Asido a la falda de su progenitora, que momentos antes había atentado contra su vida, el niño de apenas 8 años gritaba “mamá soy un niño, no me dejes”.
La dramática escena se produjo 24 años antes, en una humilde vivienda de la urbanización Dr. Delfín Mendoza, céntrico sector habitacional del municipio Tucupita, estado Delta Amacuro.
Para muchos, aquel desgarrador lamento, mientras halaba la tela con toda la fuerza posible intentando despertar a su madre y protectora, quien pendía de un cable que había colgado minutos antes de una viga, fue el origen de una escalada de violencia que culminó con la desaparición física de él infante desolado a manos de las fuerzas del orden público en abril de 2019.
Oriunda de Araguabisi, comunidad indígena del bajo Delta, con supuestos poderes espirituales, había sido abatida por la tristeza tras separarse del padre de sus hijos por causa del amor de otra mujer y casi postrada por un cáncer sin remisión, presa de fuertes e inclementes dolores, segura de no tener salvación decidió suicidarse.
Con su inesperada partida, se despidió el único muro de contención posible de aquel encantador mestizo, hijo por parte paterna de un ex Guardia Nacional oriental que optó por quedarse en la capital del Estado, poseedor de los hoyos de la belleza que se forman al sonreír y los ojos redondeados de sus hermanos de etnia, agarrando el carril ancho de la calle y todas las deformadas enseñanzas que trae consigo.

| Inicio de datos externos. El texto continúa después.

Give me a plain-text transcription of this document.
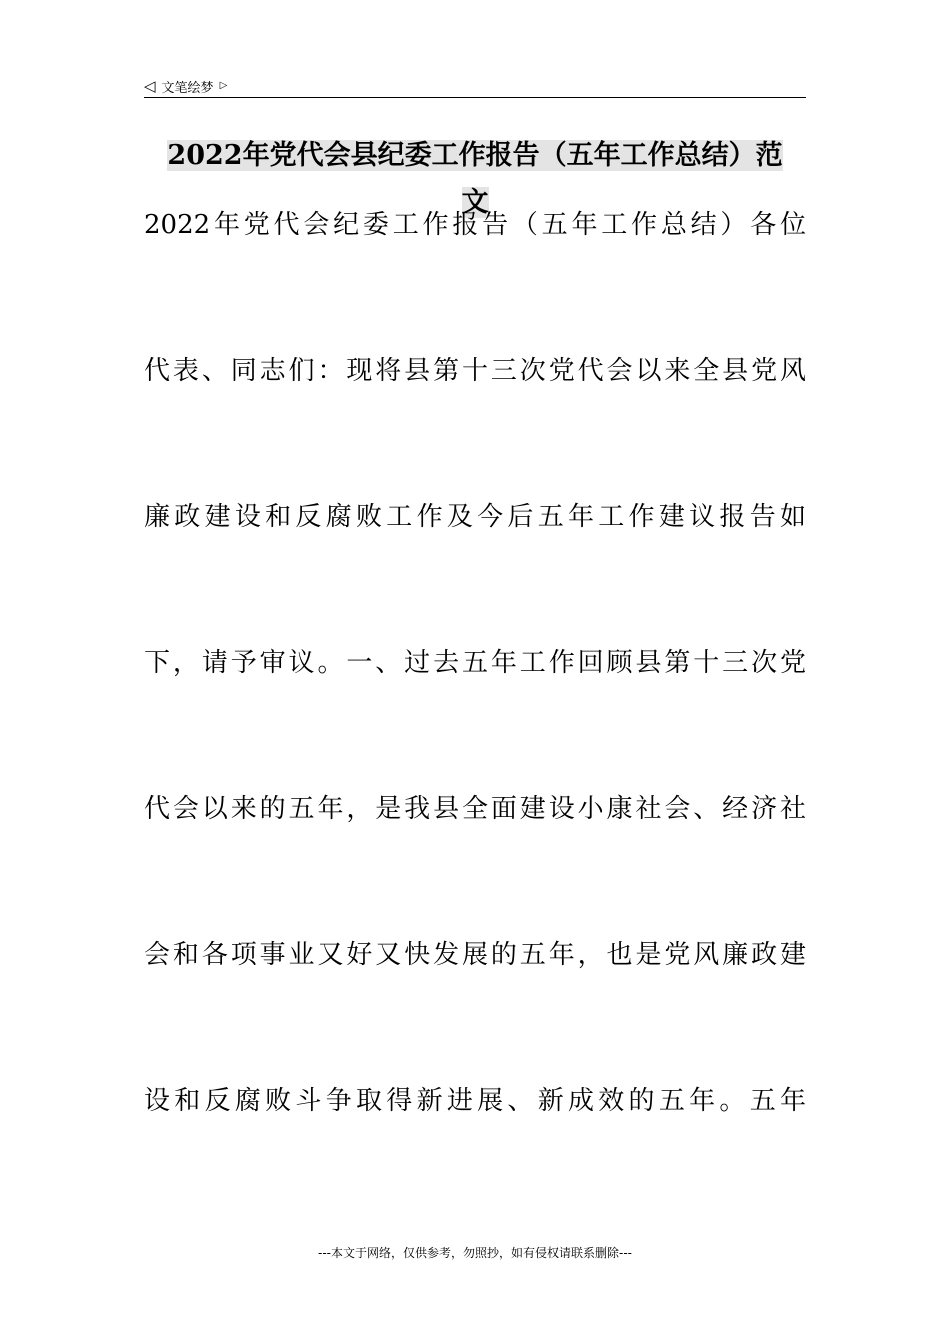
◁ 文笔绘梦 ▷
2022年党代会县纪委工作报告（五年工作总结）范
文
2022年党代会纪委工作报告（五年工作总结）各位
代表、同志们：现将县第十三次党代会以来全县党风
廉政建设和反腐败工作及今后五年工作建议报告如
下，请予审议。一、过去五年工作回顾县第十三次党
代会以来的五年，是我县全面建设小康社会、经济社
会和各项事业又好又快发展的五年，也是党风廉政建
设和反腐败斗争取得新进展、新成效的五年。五年
---本文于网络，仅供参考，勿照抄，如有侵权请联系删除---
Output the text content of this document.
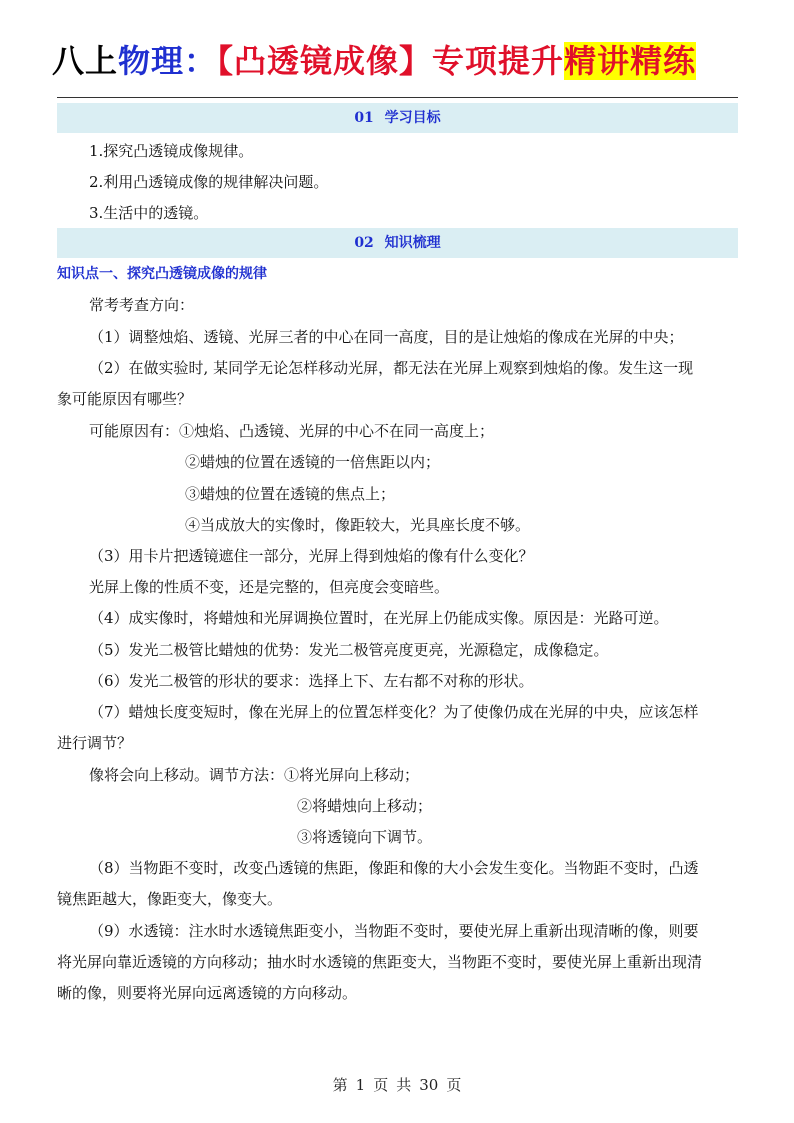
八上物理：【凸透镜成像】专项提升精讲精练
01 学习目标
1.探究凸透镜成像规律。
2.利用凸透镜成像的规律解决问题。
3.生活中的透镜。
02 知识梳理
知识点一、探究凸透镜成像的规律
常考考查方向：
（1）调整烛焰、透镜、光屏三者的中心在同一高度，目的是让烛焰的像成在光屏的中央；
（2）在做实验时, 某同学无论怎样移动光屏，都无法在光屏上观察到烛焰的像。发生这一现
象可能原因有哪些？
可能原因有：①烛焰、凸透镜、光屏的中心不在同一高度上；
②蜡烛的位置在透镜的一倍焦距以内；
③蜡烛的位置在透镜的焦点上；
④当成放大的实像时，像距较大，光具座长度不够。
（3）用卡片把透镜遮住一部分，光屏上得到烛焰的像有什么变化？
光屏上像的性质不变，还是完整的，但亮度会变暗些。
（4）成实像时，将蜡烛和光屏调换位置时，在光屏上仍能成实像。原因是：光路可逆。
（5）发光二极管比蜡烛的优势：发光二极管亮度更亮，光源稳定，成像稳定。
（6）发光二极管的形状的要求：选择上下、左右都不对称的形状。
（7）蜡烛长度变短时，像在光屏上的位置怎样变化？为了使像仍成在光屏的中央，应该怎样
进行调节？
像将会向上移动。调节方法：①将光屏向上移动；
②将蜡烛向上移动；
③将透镜向下调节。
（8）当物距不变时，改变凸透镜的焦距，像距和像的大小会发生变化。当物距不变时，凸透
镜焦距越大，像距变大，像变大。
（9）水透镜：注水时水透镜焦距变小，当物距不变时，要使光屏上重新出现清晰的像，则要
将光屏向靠近透镜的方向移动；抽水时水透镜的焦距变大，当物距不变时，要使光屏上重新出现清
晰的像，则要将光屏向远离透镜的方向移动。
第 1 页 共 30 页
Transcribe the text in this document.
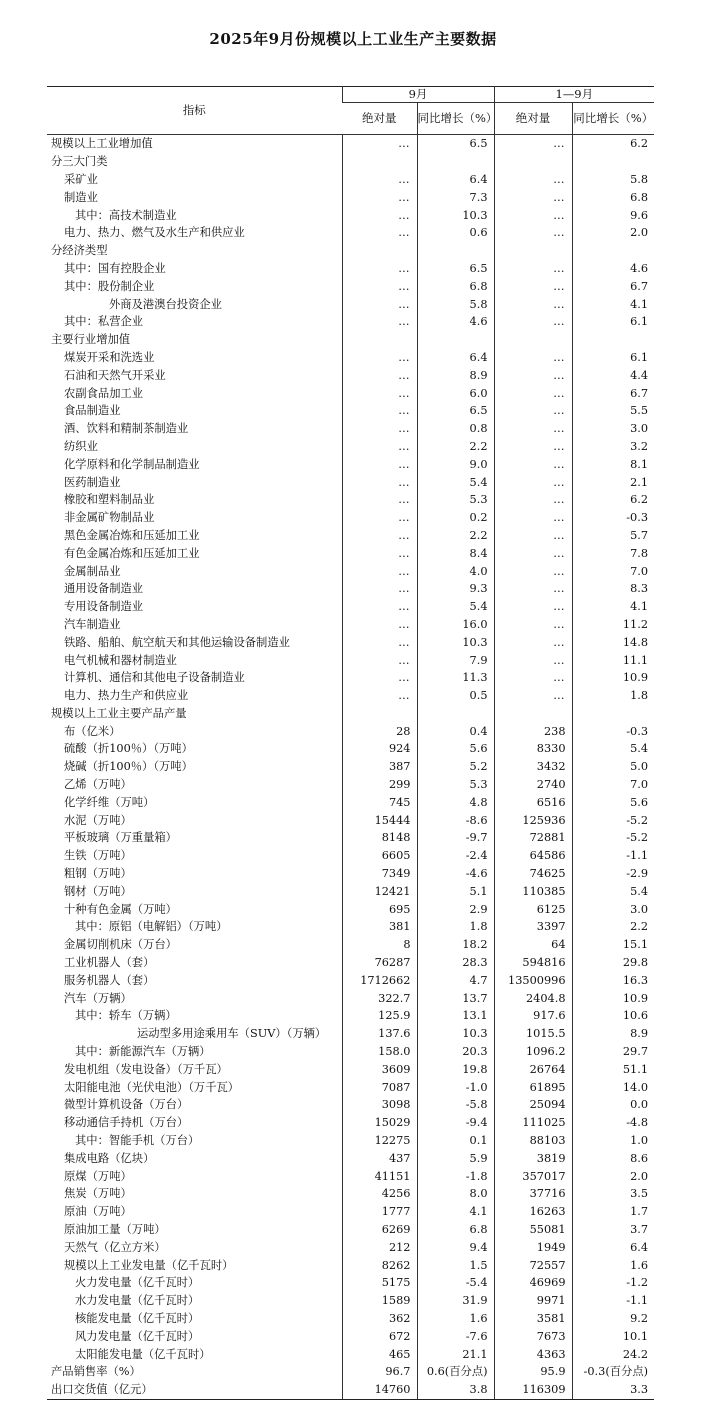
2025年9月份规模以上工业生产主要数据
指标	9月		1—9月	
	绝对量	同比增长（%）	绝对量	同比增长（%）
规模以上工业增加值	…	6.5	…	6.2
分三大门类				
采矿业	…	6.4	…	5.8
制造业	…	7.3	…	6.8
其中：高技术制造业	…	10.3	…	9.6
电力、热力、燃气及水生产和供应业	…	0.6	…	2.0
分经济类型				
其中：国有控股企业	…	6.5	…	4.6
其中：股份制企业	…	6.8	…	6.7
外商及港澳台投资企业	…	5.8	…	4.1
其中：私营企业	…	4.6	…	6.1
主要行业增加值				
煤炭开采和洗选业	…	6.4	…	6.1
石油和天然气开采业	…	8.9	…	4.4
农副食品加工业	…	6.0	…	6.7
食品制造业	…	6.5	…	5.5
酒、饮料和精制茶制造业	…	0.8	…	3.0
纺织业	…	2.2	…	3.2
化学原料和化学制品制造业	…	9.0	…	8.1
医药制造业	…	5.4	…	2.1
橡胶和塑料制品业	…	5.3	…	6.2
非金属矿物制品业	…	0.2	…	-0.3
黑色金属冶炼和压延加工业	…	2.2	…	5.7
有色金属冶炼和压延加工业	…	8.4	…	7.8
金属制品业	…	4.0	…	7.0
通用设备制造业	…	9.3	…	8.3
专用设备制造业	…	5.4	…	4.1
汽车制造业	…	16.0	…	11.2
铁路、船舶、航空航天和其他运输设备制造业	…	10.3	…	14.8
电气机械和器材制造业	…	7.9	…	11.1
计算机、通信和其他电子设备制造业	…	11.3	…	10.9
电力、热力生产和供应业	…	0.5	…	1.8
规模以上工业主要产品产量				
布（亿米）	28	0.4	238	-0.3
硫酸（折100％）（万吨）	924	5.6	8330	5.4
烧碱（折100％）（万吨）	387	5.2	3432	5.0
乙烯（万吨）	299	5.3	2740	7.0
化学纤维（万吨）	745	4.8	6516	5.6
水泥（万吨）	15444	-8.6	125936	-5.2
平板玻璃（万重量箱）	8148	-9.7	72881	-5.2
生铁（万吨）	6605	-2.4	64586	-1.1
粗钢（万吨）	7349	-4.6	74625	-2.9
钢材（万吨）	12421	5.1	110385	5.4
十种有色金属（万吨）	695	2.9	6125	3.0
其中：原铝（电解铝）（万吨）	381	1.8	3397	2.2
金属切削机床（万台）	8	18.2	64	15.1
工业机器人（套）	76287	28.3	594816	29.8
服务机器人（套）	1712662	4.7	13500996	16.3
汽车（万辆）	322.7	13.7	2404.8	10.9
其中：轿车（万辆）	125.9	13.1	917.6	10.6
运动型多用途乘用车（SUV）（万辆）	137.6	10.3	1015.5	8.9
其中：新能源汽车（万辆）	158.0	20.3	1096.2	29.7
发电机组（发电设备）（万千瓦）	3609	19.8	26764	51.1
太阳能电池（光伏电池）（万千瓦）	7087	-1.0	61895	14.0
微型计算机设备（万台）	3098	-5.8	25094	0.0
移动通信手持机（万台）	15029	-9.4	111025	-4.8
其中：智能手机（万台）	12275	0.1	88103	1.0
集成电路（亿块）	437	5.9	3819	8.6
原煤（万吨）	41151	-1.8	357017	2.0
焦炭（万吨）	4256	8.0	37716	3.5
原油（万吨）	1777	4.1	16263	1.7
原油加工量（万吨）	6269	6.8	55081	3.7
天然气（亿立方米）	212	9.4	1949	6.4
规模以上工业发电量（亿千瓦时）	8262	1.5	72557	1.6
火力发电量（亿千瓦时）	5175	-5.4	46969	-1.2
水力发电量（亿千瓦时）	1589	31.9	9971	-1.1
核能发电量（亿千瓦时）	362	1.6	3581	9.2
风力发电量（亿千瓦时）	672	-7.6	7673	10.1
太阳能发电量（亿千瓦时）	465	21.1	4363	24.2
产品销售率（%）	96.7	0.6(百分点)	95.9	-0.3(百分点)
出口交货值（亿元）	14760	3.8	116309	3.3
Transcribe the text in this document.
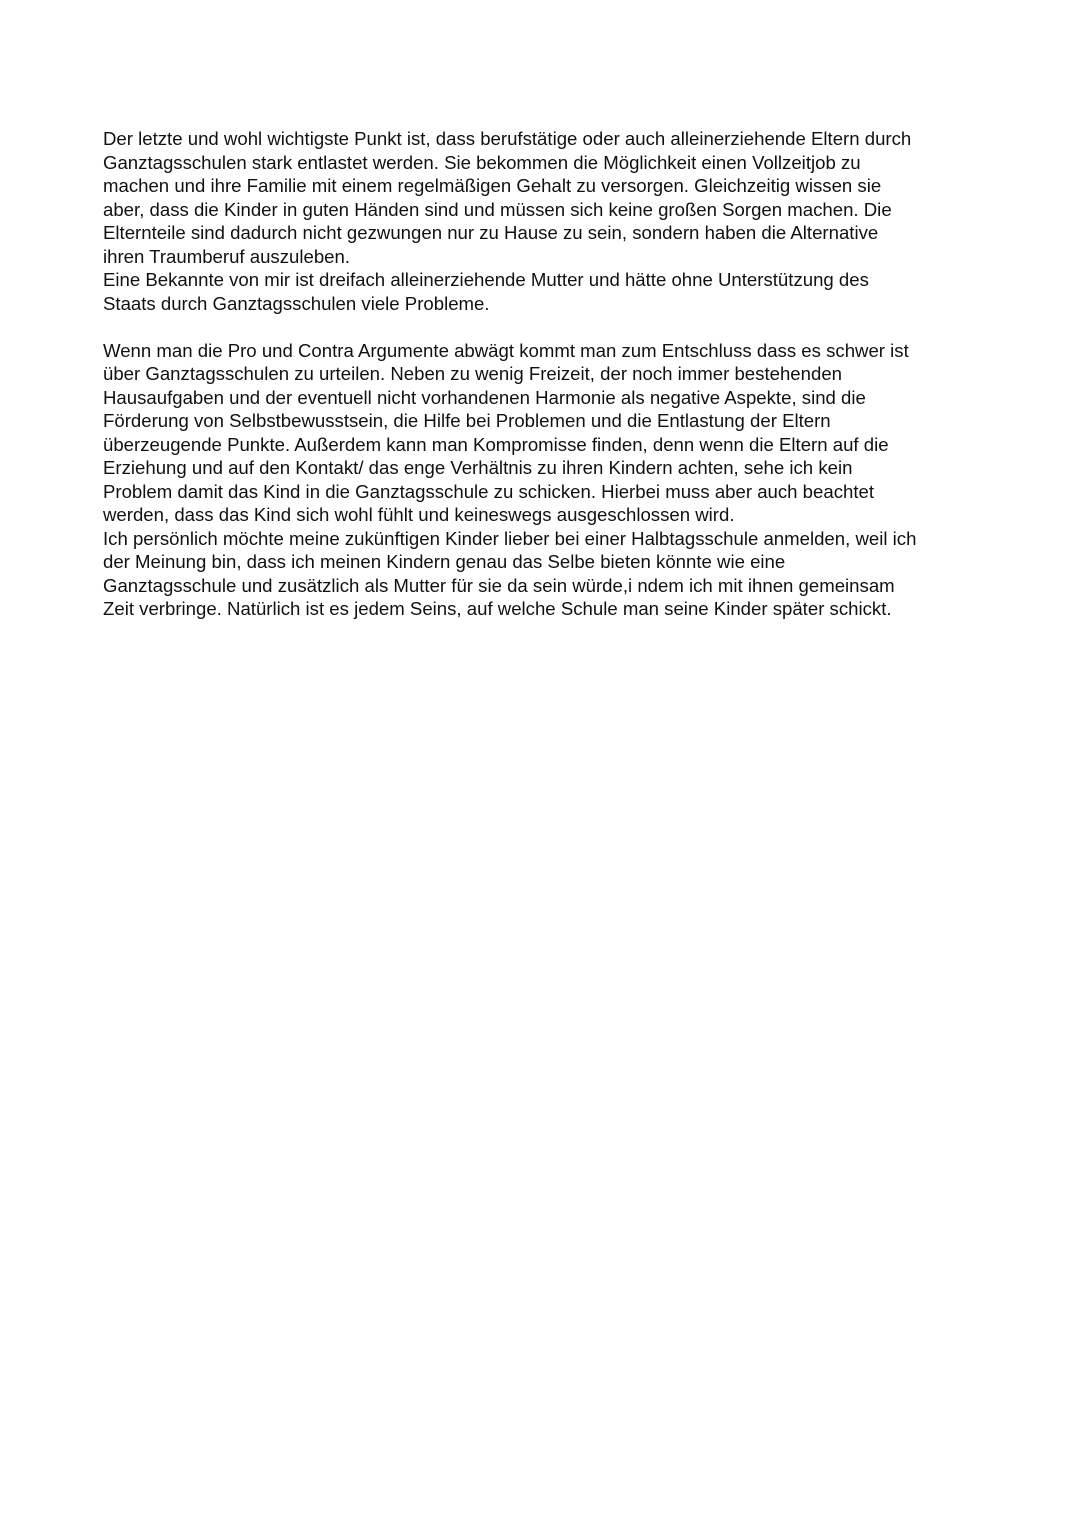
Der letzte und wohl wichtigste Punkt ist, dass berufstätige oder auch alleinerziehende Eltern durch
Ganztagsschulen stark entlastet werden. Sie bekommen die Möglichkeit einen Vollzeitjob zu
machen und ihre Familie mit einem regelmäßigen Gehalt zu versorgen. Gleichzeitig wissen sie
aber, dass die Kinder in guten Händen sind und müssen sich keine großen Sorgen machen. Die
Elternteile sind dadurch nicht gezwungen nur zu Hause zu sein, sondern haben die Alternative
ihren Traumberuf auszuleben.
Eine Bekannte von mir ist dreifach alleinerziehende Mutter und hätte ohne Unterstützung des
Staats durch Ganztagsschulen viele Probleme.
Wenn man die Pro und Contra Argumente abwägt kommt man zum Entschluss dass es schwer ist
über Ganztagsschulen zu urteilen. Neben zu wenig Freizeit, der noch immer bestehenden
Hausaufgaben und der eventuell nicht vorhandenen Harmonie als negative Aspekte, sind die
Förderung von Selbstbewusstsein, die Hilfe bei Problemen und die Entlastung der Eltern
überzeugende Punkte. Außerdem kann man Kompromisse finden, denn wenn die Eltern auf die
Erziehung und auf den Kontakt/ das enge Verhältnis zu ihren Kindern achten, sehe ich kein
Problem damit das Kind in die Ganztagsschule zu schicken. Hierbei muss aber auch beachtet
werden, dass das Kind sich wohl fühlt und keineswegs ausgeschlossen wird.
Ich persönlich möchte meine zukünftigen Kinder lieber bei einer Halbtagsschule anmelden, weil ich
der Meinung bin, dass ich meinen Kindern genau das Selbe bieten könnte wie eine
Ganztagsschule und zusätzlich als Mutter für sie da sein würde,i ndem ich mit ihnen gemeinsam
Zeit verbringe. Natürlich ist es jedem Seins, auf welche Schule man seine Kinder später schickt.
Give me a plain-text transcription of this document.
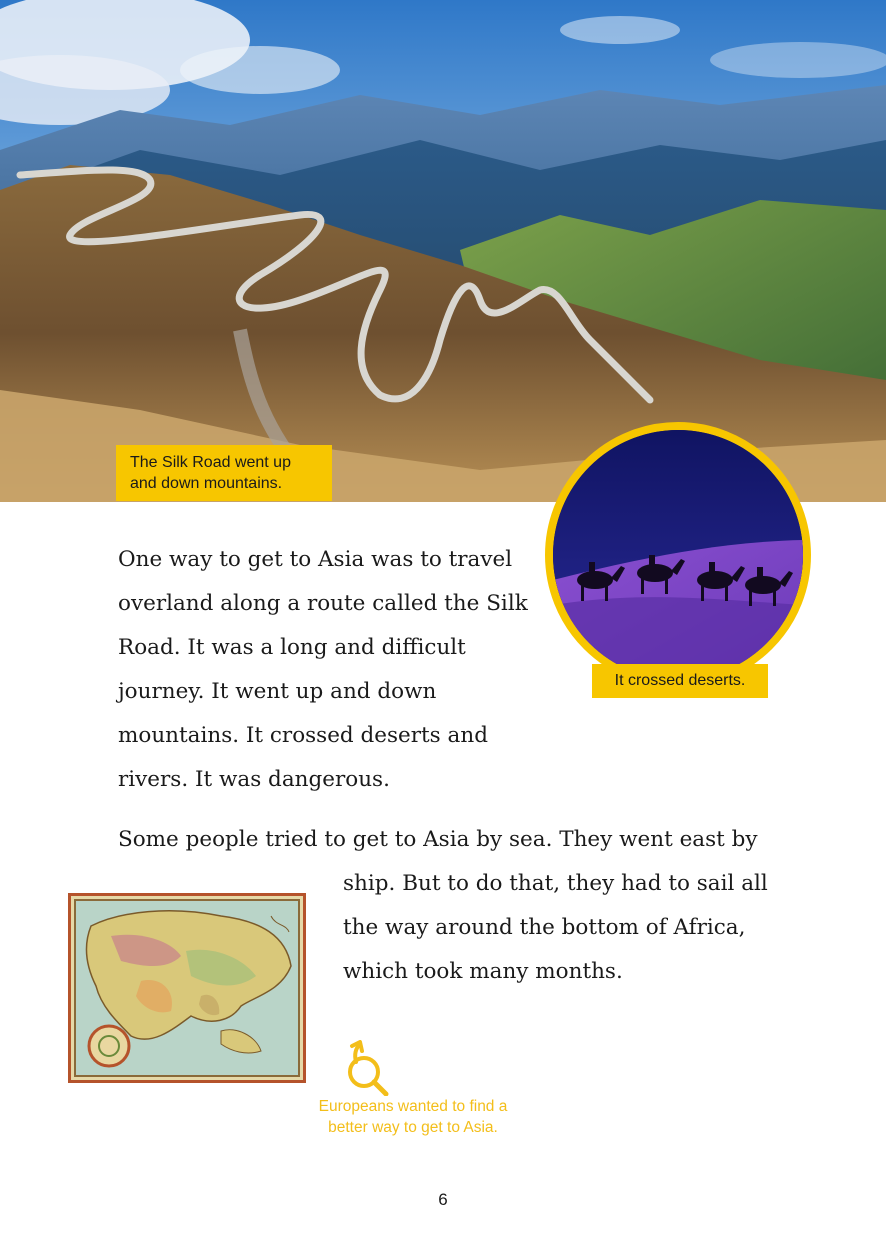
The Silk Road went up and down mountains.
It crossed deserts.

One way to get to Asia was to travel overland along a route called the Silk Road. It was a long and difficult journey. It went up and down mountains. It crossed deserts and rivers. It was dangerous.

Some people tried to get to Asia by sea. They went east by

ship. But to do that, they had to sail all the way around the bottom of Africa, which took many months.

Europeans wanted to find a better way to get to Asia.
6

Sin haber cumplido los 18, ya había dado inicio a su historial delictivo, siendo condenado apenas alcanzó la mayoría de edad a una larga estadía en La Pica de Maturín, debido a un infructuoso atraco cometido en compañía de dos amigos, que purgaron pena con él.
Hábil y sagaz, distanciado de su padre, resentido con el mundo que le arrebató a la autora de sus días, dispuesto a convertirse en un “hombre de respeto” y una “figura de poder”, hizo cuanto estuvo a su alcance para ascender en el escalafón carcelario bajo la tutela del Pran monaguense, transformándose en uno de sus luceros y según allegados, en un sicario de lujo.
Tal fue la confianza y seguridad que adquirió, que apenas cumplidos los 24, ya en libertad, juró dominar el Delta e hincar de rodillas a todo él que intentara desafiarlo, llámese órganos de seguridad o rivales delictivos, convirtiéndose en la encarnación más reciente del Patrón del Mal. Para ello contaría con la colaboración del que en la prisión fuera su benefactor y patrón.
Fue entonces cuando realmente comenzó la historia que lo encumbró a un lugar que nadie había ocupado jamás en la jurisdicción político administrativa de sus ancestros waraos, la categoría inédita en la tierra del agua de Enemigo Publico N° 1 y que, en el corto lapso de tiempo de apenas 3 años, hizo que fuera considerado “asunto de Estado” y “objetivo militar”.
Lo que ocurrió de allí en adelante, con su rastro de pólvora y llanto, no tuvo parangón alguno con nada que hubiera pasado y ojala no vuelva nunca a suceder. Esa orgia de sangre será motivo de la segunda parte de este relato, llevándonos a preguntar antes de cerrar: ¿si aquella conmovedora escena de la cual puede dar fe el personal médico y paramédico que acudió de urgencia a la casa de familia no pasara y la mamá de EB permaneciera viva, su sed de figuración, la búsqueda de reconocimiento, el anhelo de poder, la urgencia de respeto, la necesidad de liderar, el deseo de ser alguien en sociedad, habrían sido los mismos?